Just a brief blog post here to share some pattern lessons from the S&P 500.
First, context matters, and that context is:
- Bullish because of the existing uptrend from the March 2020 lows. Trend integrity matters.
- Bullish because all-time highs just overhead provide a “magnetic” pull for indexes.
- Low volatility, due to the time of year, that typically features lower average volatility and relatively poor followthrough intraday. (Not that big spikes are impossible; they certainly happen, but the overall volatility tends to be lower.)
A few recent points deserve attention:
A: the uptrend became a bit overextended here and the market “got ahead of itself a little bit.” We can see this from the slightly “parabolic” curve up to A, and from the immediate collapse which followed.
B: That collapse might have set up another downswing, and was a reasonable spot to start looking for a larger selloff.
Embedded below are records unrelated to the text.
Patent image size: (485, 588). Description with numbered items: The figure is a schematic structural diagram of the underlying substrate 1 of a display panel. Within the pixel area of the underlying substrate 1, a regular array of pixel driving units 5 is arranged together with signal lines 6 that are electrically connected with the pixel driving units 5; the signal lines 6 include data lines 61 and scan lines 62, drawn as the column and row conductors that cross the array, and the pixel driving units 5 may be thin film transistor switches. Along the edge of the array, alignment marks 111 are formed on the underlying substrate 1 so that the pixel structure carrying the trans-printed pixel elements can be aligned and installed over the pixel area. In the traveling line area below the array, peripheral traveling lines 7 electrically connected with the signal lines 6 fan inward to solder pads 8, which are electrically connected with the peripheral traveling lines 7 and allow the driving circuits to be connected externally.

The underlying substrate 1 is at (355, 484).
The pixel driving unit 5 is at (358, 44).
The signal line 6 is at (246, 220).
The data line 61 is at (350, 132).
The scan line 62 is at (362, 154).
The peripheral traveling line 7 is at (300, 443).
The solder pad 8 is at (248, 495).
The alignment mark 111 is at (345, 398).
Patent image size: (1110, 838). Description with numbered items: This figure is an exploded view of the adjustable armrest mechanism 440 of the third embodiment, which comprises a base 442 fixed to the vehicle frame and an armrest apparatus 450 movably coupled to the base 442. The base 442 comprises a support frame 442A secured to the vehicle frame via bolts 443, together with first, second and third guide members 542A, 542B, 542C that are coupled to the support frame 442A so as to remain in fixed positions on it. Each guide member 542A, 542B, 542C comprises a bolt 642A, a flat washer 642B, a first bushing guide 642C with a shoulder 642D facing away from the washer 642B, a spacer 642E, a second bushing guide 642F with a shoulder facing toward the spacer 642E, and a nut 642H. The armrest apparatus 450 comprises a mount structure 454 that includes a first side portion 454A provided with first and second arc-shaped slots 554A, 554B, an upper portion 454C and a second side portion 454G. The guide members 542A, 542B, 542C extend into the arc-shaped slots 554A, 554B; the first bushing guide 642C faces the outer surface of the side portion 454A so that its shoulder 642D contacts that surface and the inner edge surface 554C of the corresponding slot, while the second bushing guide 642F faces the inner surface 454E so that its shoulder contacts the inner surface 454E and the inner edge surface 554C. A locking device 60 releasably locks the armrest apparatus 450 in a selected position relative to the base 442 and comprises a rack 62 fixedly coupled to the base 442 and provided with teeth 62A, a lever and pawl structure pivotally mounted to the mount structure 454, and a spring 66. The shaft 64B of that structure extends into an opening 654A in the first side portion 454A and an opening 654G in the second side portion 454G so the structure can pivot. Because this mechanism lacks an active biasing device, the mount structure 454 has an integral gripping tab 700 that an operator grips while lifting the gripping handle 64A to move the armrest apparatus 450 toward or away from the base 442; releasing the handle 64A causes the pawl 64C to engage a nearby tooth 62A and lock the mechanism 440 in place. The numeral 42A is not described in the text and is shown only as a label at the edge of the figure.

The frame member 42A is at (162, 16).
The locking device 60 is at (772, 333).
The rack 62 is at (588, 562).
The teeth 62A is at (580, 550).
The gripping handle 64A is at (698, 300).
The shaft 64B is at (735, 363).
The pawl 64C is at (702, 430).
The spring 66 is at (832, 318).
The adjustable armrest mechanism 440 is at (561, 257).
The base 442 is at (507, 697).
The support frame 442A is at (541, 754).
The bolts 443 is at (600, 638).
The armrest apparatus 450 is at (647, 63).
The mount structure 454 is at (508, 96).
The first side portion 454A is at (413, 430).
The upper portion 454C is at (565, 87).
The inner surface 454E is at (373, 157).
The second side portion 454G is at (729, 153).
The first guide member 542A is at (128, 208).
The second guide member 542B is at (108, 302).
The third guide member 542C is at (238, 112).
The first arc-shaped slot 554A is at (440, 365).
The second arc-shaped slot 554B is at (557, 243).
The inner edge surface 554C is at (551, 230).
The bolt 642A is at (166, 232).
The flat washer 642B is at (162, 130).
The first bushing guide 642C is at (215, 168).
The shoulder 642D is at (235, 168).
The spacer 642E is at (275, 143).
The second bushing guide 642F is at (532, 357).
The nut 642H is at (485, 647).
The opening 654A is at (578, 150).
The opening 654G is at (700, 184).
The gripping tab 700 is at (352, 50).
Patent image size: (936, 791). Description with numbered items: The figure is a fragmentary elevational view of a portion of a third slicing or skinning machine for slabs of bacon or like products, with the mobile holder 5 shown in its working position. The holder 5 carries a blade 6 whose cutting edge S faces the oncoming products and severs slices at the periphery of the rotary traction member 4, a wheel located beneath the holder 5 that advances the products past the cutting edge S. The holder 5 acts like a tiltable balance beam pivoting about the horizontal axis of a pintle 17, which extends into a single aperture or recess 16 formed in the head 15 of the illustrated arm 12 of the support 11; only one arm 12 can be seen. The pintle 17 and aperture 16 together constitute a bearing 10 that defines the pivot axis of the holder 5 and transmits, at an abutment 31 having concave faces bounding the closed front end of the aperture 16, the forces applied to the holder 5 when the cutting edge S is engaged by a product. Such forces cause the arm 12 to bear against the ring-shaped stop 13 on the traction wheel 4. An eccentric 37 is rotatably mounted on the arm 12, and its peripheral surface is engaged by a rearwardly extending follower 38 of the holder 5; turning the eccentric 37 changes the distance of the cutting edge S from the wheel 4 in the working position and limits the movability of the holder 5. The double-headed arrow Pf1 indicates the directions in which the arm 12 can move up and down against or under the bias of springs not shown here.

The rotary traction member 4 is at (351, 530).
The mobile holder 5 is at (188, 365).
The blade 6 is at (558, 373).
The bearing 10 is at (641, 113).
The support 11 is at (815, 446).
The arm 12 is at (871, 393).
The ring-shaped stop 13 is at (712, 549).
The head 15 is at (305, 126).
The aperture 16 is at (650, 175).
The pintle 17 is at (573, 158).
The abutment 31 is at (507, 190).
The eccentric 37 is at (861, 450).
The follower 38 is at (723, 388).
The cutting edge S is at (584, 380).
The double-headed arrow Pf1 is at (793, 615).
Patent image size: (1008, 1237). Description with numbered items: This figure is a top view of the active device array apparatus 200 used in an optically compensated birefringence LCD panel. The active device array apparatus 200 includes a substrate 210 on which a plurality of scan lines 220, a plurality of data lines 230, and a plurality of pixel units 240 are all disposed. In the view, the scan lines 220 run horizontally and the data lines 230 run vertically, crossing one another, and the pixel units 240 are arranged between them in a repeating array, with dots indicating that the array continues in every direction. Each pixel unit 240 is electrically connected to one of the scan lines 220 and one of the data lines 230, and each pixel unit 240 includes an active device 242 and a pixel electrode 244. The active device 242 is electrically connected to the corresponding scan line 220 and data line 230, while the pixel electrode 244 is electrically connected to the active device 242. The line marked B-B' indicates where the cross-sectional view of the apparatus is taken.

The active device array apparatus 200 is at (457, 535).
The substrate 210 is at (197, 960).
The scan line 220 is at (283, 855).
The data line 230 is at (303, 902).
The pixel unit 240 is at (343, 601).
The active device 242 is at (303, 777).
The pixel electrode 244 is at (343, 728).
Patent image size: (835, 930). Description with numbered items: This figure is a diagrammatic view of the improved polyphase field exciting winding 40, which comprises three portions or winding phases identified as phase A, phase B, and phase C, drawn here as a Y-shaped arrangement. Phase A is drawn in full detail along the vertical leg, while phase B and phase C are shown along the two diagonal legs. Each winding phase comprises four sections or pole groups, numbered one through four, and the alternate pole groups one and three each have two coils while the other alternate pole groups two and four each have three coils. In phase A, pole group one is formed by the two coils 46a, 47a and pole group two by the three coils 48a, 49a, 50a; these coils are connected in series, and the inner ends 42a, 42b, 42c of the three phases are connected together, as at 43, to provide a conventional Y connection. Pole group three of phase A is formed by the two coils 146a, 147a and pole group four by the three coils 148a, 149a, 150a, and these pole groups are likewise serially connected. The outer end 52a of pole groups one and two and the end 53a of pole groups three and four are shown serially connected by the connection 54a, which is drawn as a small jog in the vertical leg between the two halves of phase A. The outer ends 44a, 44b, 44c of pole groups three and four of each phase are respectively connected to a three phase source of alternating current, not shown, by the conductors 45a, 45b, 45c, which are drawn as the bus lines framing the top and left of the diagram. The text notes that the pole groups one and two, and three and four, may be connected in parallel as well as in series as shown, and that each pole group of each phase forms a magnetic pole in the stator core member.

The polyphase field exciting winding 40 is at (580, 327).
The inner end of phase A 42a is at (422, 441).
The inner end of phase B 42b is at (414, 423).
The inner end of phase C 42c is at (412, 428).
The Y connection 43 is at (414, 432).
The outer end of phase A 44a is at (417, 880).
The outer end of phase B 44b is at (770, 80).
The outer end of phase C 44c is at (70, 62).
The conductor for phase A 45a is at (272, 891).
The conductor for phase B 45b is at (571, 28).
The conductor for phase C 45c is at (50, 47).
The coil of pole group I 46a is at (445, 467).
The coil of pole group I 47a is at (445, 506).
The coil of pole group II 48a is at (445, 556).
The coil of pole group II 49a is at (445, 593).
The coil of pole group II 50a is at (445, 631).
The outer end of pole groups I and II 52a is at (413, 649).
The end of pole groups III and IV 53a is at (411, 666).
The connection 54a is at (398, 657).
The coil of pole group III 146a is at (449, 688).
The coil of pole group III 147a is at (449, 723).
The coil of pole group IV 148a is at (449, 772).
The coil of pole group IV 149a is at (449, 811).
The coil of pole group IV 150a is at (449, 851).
This is not to say get short! In fact, exactly the opposite. We switched into information gathering mode, and the snapback at B showed us to stay far away from shorts.
C: Here’s the real lesson. If you are a short-term trader, spend some time looking at action around the highs every day last week. (The week ending 7/17/20.) This is what a functioning breakout looks like on the daily timeframe. Yes, we can find lots of textbook examples of clean tests, clean breaks, and sharp momentum beyond the breakout point, but what we see here is more normal. This is the usual.
This analysis has kept us solidly on the right side of the market. (And I’m not re-writing history here… I published these thoughts daily, on the spot, for our MarketLife members. We never delete any analysis, whether perfectly correct or wildly wrong (and we’re right far more often than not!))
These lessons and patterns can work for you, on any market and any timeframe.